In my last post on this issue, I decided to heap up what I see as the crucial data from Scripture that clarify who we will be one day. I wanted to follow up on this concept by taking a simpler approach.
Instead of quoting Church Fathers and establishing precedent from the Catholic Church, I think a very helpful approach is to see things from the other group's side. Stepping into someone else's shoes, it may be possible to show how even their view of the world is amenable to one's own view.
To really step into these shoes, I am going to quote a song that only a few in this world know. It's quite silly, but still I know that the majority of my friends from my home town who would care about this debate will remember its words.
I quote the part that I remember most clearly:
"more like you
less like me
make me more and more like you
less and less like me.
more like jesus
less like me-sus
at your name i bow my knees-us
to do what my master pleases"
Now I would probably faint if I ever stepped into a Catholic parish and heard this song being played, and there was a large period of time where I made fun of this entire genre and wrote it off completely.

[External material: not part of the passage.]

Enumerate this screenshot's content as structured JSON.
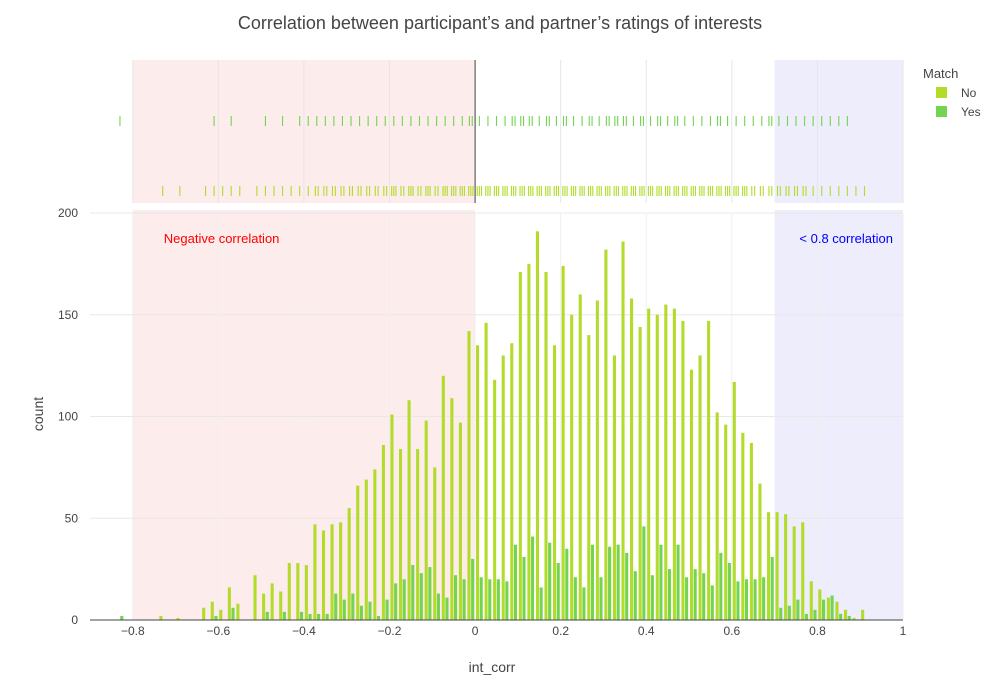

But on a fundamental level, what do we as Christians mean when we utter such words? We understand what our Lord has in store for us. There is an element in which this will be true in this life, but most of us understand that ultimate transformation into His image will find its fulfillment on the other side of the grave.

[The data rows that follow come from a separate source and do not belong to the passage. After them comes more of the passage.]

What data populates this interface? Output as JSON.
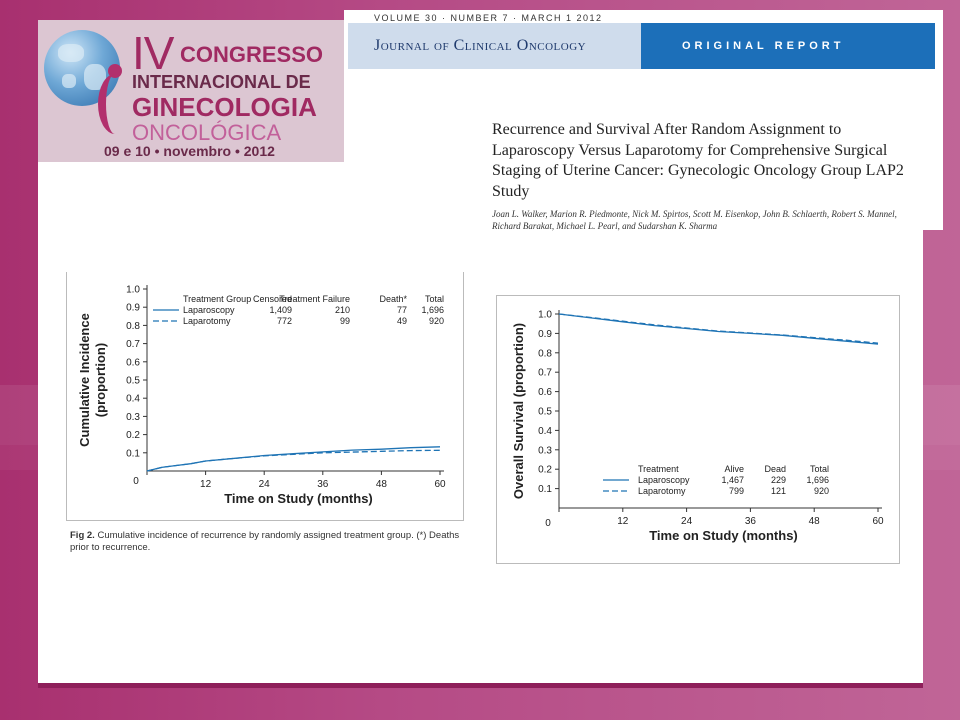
{
  "logo": {
    "roman": "IV",
    "line1": "CONGRESSO",
    "line2": "INTERNACIONAL DE",
    "line3": "GINECOLOGIA",
    "line4": "ONCOLÓGICA",
    "date": "09 e 10 • novembro • 2012",
    "accent": "#a02a62"
  },
  "journal": {
    "volume_line": "VOLUME 30 · NUMBER 7 · MARCH 1 2012",
    "name": "Journal of Clinical Oncology",
    "section": "ORIGINAL REPORT",
    "title": "Recurrence and Survival After Random Assignment to Laparoscopy Versus Laparotomy for Comprehensive Surgical Staging of Uterine Cancer: Gynecologic Oncology Group LAP2 Study",
    "authors": "Joan L. Walker, Marion R. Piedmonte, Nick M. Spirtos, Scott M. Eisenkop, John B. Schlaerth, Robert S. Mannel, Richard Barakat, Michael L. Pearl, and Sudarshan K. Sharma"
  },
  "chart_data": [
    {
      "type": "line",
      "xlabel": "Time on Study (months)",
      "ylabel": "Cumulative Incidence (proportion)",
      "xlim": [
        0,
        60
      ],
      "ylim": [
        0,
        1.0
      ],
      "xticks": [
        0,
        12,
        24,
        36,
        48,
        60
      ],
      "yticks": [
        0.1,
        0.2,
        0.3,
        0.4,
        0.5,
        0.6,
        0.7,
        0.8,
        0.9,
        1.0
      ],
      "legend": {
        "headers": [
          "Treatment Group",
          "Censored",
          "Treatment Failure",
          "Death*",
          "Total"
        ],
        "rows": [
          [
            "Laparoscopy",
            "1,409",
            "210",
            "77",
            "1,696"
          ],
          [
            "Laparotomy",
            "772",
            "99",
            "49",
            "920"
          ]
        ],
        "placement": "top-right"
      },
      "series": [
        {
          "name": "Laparoscopy",
          "style": "solid",
          "color": "#1f74b5",
          "x": [
            0,
            3,
            6,
            9,
            12,
            18,
            24,
            30,
            36,
            42,
            48,
            54,
            60
          ],
          "y": [
            0.0,
            0.02,
            0.03,
            0.04,
            0.055,
            0.07,
            0.085,
            0.095,
            0.105,
            0.115,
            0.12,
            0.128,
            0.133
          ]
        },
        {
          "name": "Laparotomy",
          "style": "dashed",
          "color": "#1f74b5",
          "x": [
            0,
            3,
            6,
            9,
            12,
            18,
            24,
            30,
            36,
            42,
            48,
            54,
            60
          ],
          "y": [
            0.0,
            0.02,
            0.03,
            0.04,
            0.055,
            0.07,
            0.083,
            0.092,
            0.1,
            0.104,
            0.108,
            0.112,
            0.114
          ]
        }
      ],
      "caption_label": "Fig 2.",
      "caption_text": "Cumulative incidence of recurrence by randomly assigned treatment group. (*) Deaths prior to recurrence."
    },
    {
      "type": "line",
      "xlabel": "Time on Study (months)",
      "ylabel": "Overall Survival (proportion)",
      "xlim": [
        0,
        60
      ],
      "ylim": [
        0,
        1.0
      ],
      "xticks": [
        0,
        12,
        24,
        36,
        48,
        60
      ],
      "yticks": [
        0.1,
        0.2,
        0.3,
        0.4,
        0.5,
        0.6,
        0.7,
        0.8,
        0.9,
        1.0
      ],
      "legend": {
        "headers": [
          "Treatment",
          "Alive",
          "Dead",
          "Total"
        ],
        "rows": [
          [
            "Laparoscopy",
            "1,467",
            "229",
            "1,696"
          ],
          [
            "Laparotomy",
            "799",
            "121",
            "920"
          ]
        ],
        "placement": "bottom-right"
      },
      "series": [
        {
          "name": "Laparoscopy",
          "style": "solid",
          "color": "#1f74b5",
          "x": [
            0,
            6,
            12,
            18,
            24,
            30,
            36,
            42,
            48,
            54,
            60
          ],
          "y": [
            1.0,
            0.98,
            0.96,
            0.94,
            0.925,
            0.91,
            0.9,
            0.89,
            0.875,
            0.86,
            0.845
          ]
        },
        {
          "name": "Laparotomy",
          "style": "dashed",
          "color": "#1f74b5",
          "x": [
            0,
            6,
            12,
            18,
            24,
            30,
            36,
            42,
            48,
            54,
            60
          ],
          "y": [
            1.0,
            0.982,
            0.963,
            0.944,
            0.928,
            0.912,
            0.902,
            0.892,
            0.878,
            0.865,
            0.85
          ]
        }
      ]
    }
  ]
}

Does this transformation undo our connections to each other?
How could we not be closer after this transformation?
Similarly, if you were to become more like Jesus would that make you more or less fervently passionate about helping your brethren? Would your prayer life resemble Our Lord in Gethsemane or the disciples who slept while He prayed (which is more often than not my own status)?

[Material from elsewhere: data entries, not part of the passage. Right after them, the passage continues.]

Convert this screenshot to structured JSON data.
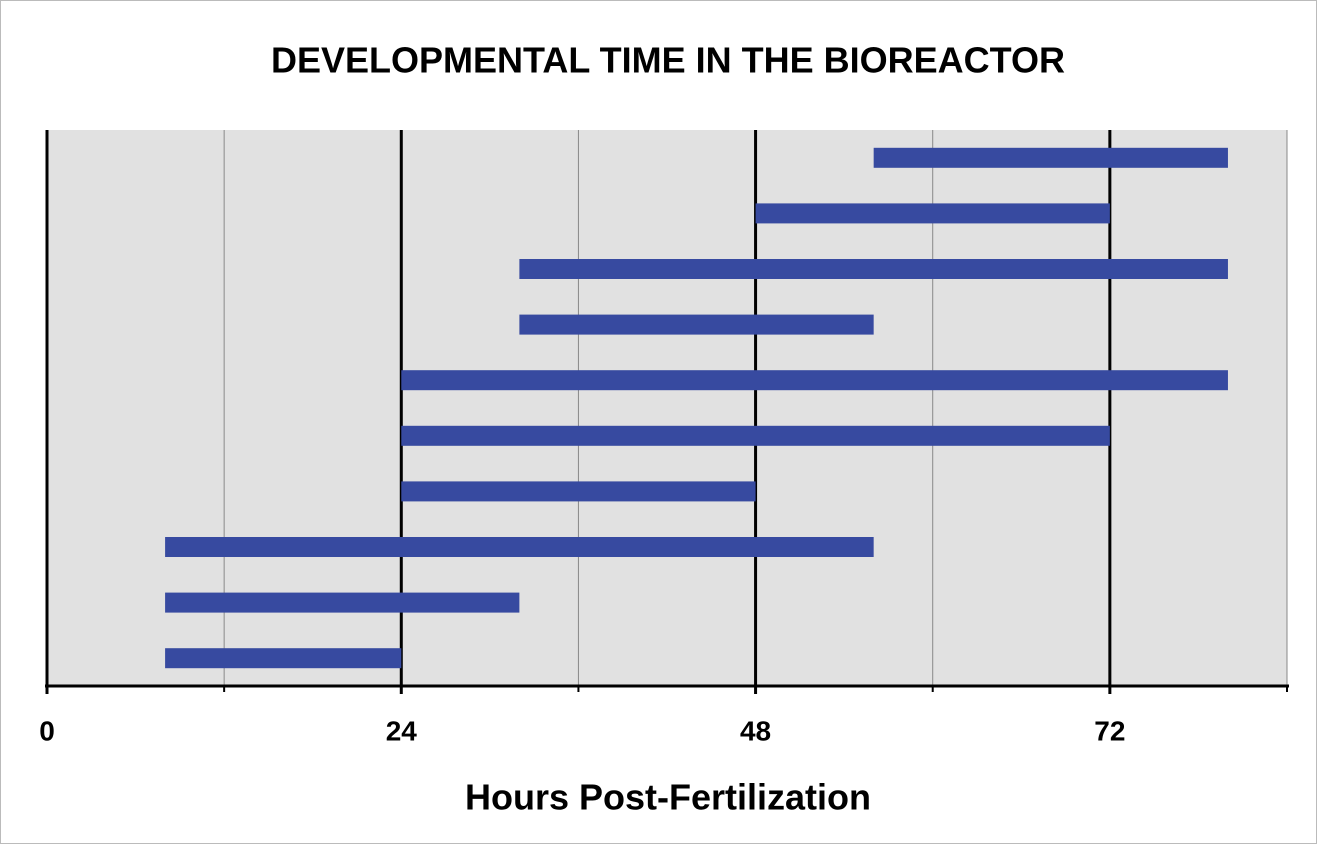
{
  "chart_data": {
    "type": "floating-bar",
    "title": "DEVELOPMENTAL TIME IN THE BIOREACTOR",
    "x_label": "Hours Post-Fertilization",
    "color": "#374aa0",
    "bars": [
      {
        "start": 56,
        "end": 80
      },
      {
        "start": 48,
        "end": 72
      },
      {
        "start": 32,
        "end": 80
      },
      {
        "start": 32,
        "end": 56
      },
      {
        "start": 24,
        "end": 80
      },
      {
        "start": 24,
        "end": 72
      },
      {
        "start": 24,
        "end": 48
      },
      {
        "start": 8,
        "end": 56
      },
      {
        "start": 8,
        "end": 32
      },
      {
        "start": 8,
        "end": 24
      }
    ],
    "xlim": [
      0,
      84
    ],
    "xticks": [
      0,
      24,
      48,
      72
    ],
    "minor_xticks": [
      12,
      36,
      60,
      84
    ],
    "grid": true
  }
}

If these things are true, how much love must our brethren in heaven have for us?! We have only a glimpse of how much love and concern they must have for us, based on the moments when we die to our selves and live in union with Jesus. May those moments grow in depth and intensity, but the point is.....there is full union in heaven. What must that say about our departed brethren?
How could they worship our God who ever lives to make intercession for us and discard the same passion that He has for us while in His presence?
How could they not give Him glory by imitating Him. We do it here, why would they not do it there?
This brings us to the fundamental objection that saints in heaven can't hear us because of their finitude. True, they are finite, but they are united and transformed by the all-consuming love of the Father. Just as John felt compelled to worship the glorious angel who brought him messages in the book of Revelation, we would probably fall over if we met a saint who has been glorified.
If we will know even as we are known in heaven, what would that say about our grasp of the earth? That's the theme I hope to convey in a future post, but for now, consider what it means to be more like Jesus and less like "me-sus".